From Auto-tuning One Size Fits All to Self-designed and Learned Data-intensive Systems


S. Idreos and T. Kraska, “From Auto-tuning One Size Fits All to Self-designed and Learned Data-intensive Systems,” in ACM SIGMOD International Conference on Management of Data, 2019.


We survey new opportunities to design data systems, data structures and algorithms that can adapt to both data and query workloads. Data keeps growing, hardware keeps changing and new applications appear ever more frequently. One size does not fit all, but data-intensive applications would like to balance and control memory requirements, read costs, write costs, as well as monetary costs on the cloud. This calls for tailored data systems, storage, and computation solutions that match the exact requirements of the scenario at hand. Such systems should be ``synthesized'' quickly and nearly automatically, removing the human system designers and administrators from the loop as much as possible to keep up with the quick evolution of applications and workloads.

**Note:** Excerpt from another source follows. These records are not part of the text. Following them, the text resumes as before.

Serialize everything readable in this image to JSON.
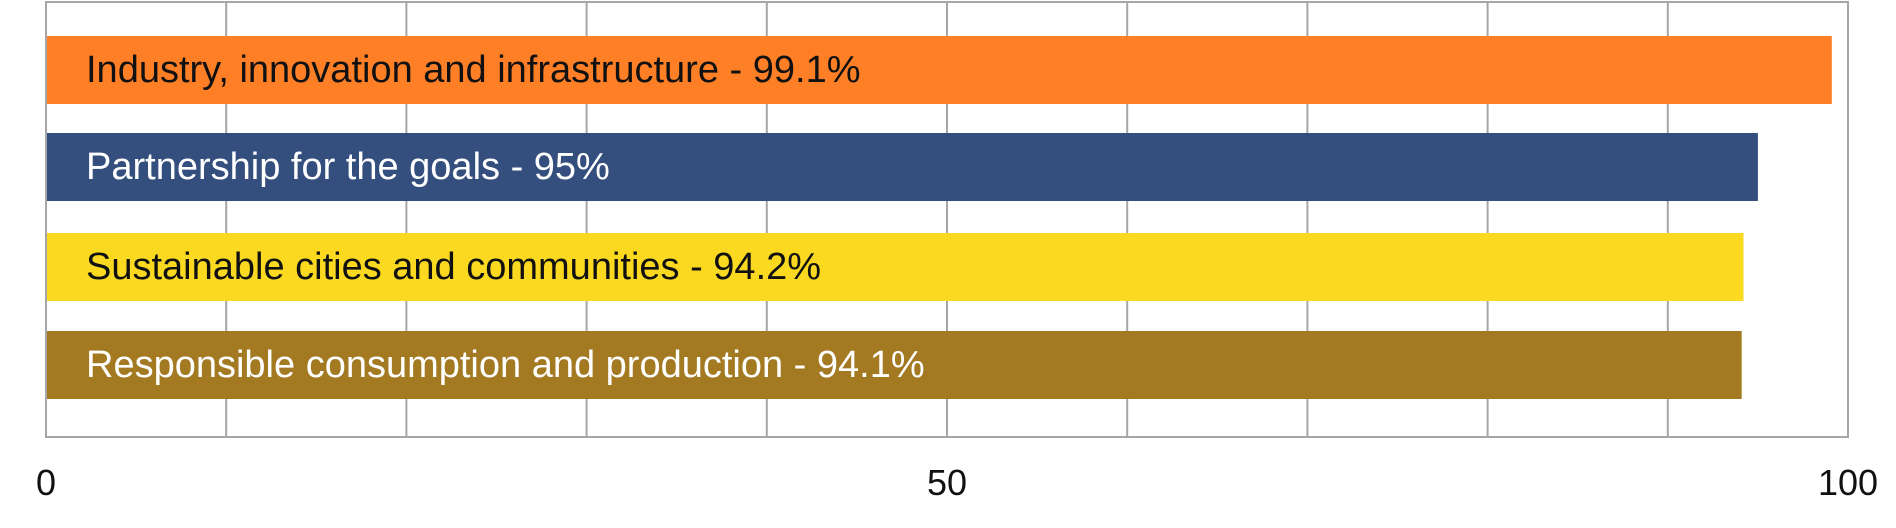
{
  "chart_data": {
    "type": "bar",
    "orientation": "horizontal",
    "xlim": [
      0,
      100
    ],
    "grid": true,
    "x_tick_labels": [
      "0",
      "50",
      "100"
    ],
    "bars": [
      {
        "label": "Industry, innovation and infrastructure - 99.1%",
        "value": 99.1,
        "color": "#FF7F27",
        "label_color": "#111111"
      },
      {
        "label": "Partnership for the goals - 95%",
        "value": 95,
        "color": "#344E7E",
        "label_color": "#FFFFFF"
      },
      {
        "label": "Sustainable cities and communities - 94.2%",
        "value": 94.2,
        "color": "#FBD920",
        "label_color": "#111111"
      },
      {
        "label": "Responsible consumption and production - 94.1%",
        "value": 94.1,
        "color": "#A37A21",
        "label_color": "#FFFFFF"
      }
    ]
  }
}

In addition, such systems should ``learn'' from both past and current system performance and workload patterns to keep adapting their design. 

We survey new trends in 1) self-designed, and 2) learned data systems and how these technologies can apply to relational, NoSQL, and big data systems as well as to broad data science applications. We focus on both recent research advances and practical applications of this technology, as well as numerous open research opportunities that come from their fusion. We specifically highlight recent work on data structures, algorithms, and query optimization, and how machine learning inspired designs as well as a detailed mapping of the possible design space of solutions can drive innovation to create tailored systems. We also position and connect with past seminal system designs and research in auto-tuning, modular/extensible, and adaptive data systems to highlight the new challenges as well as the opportunities to combine past and new technologies.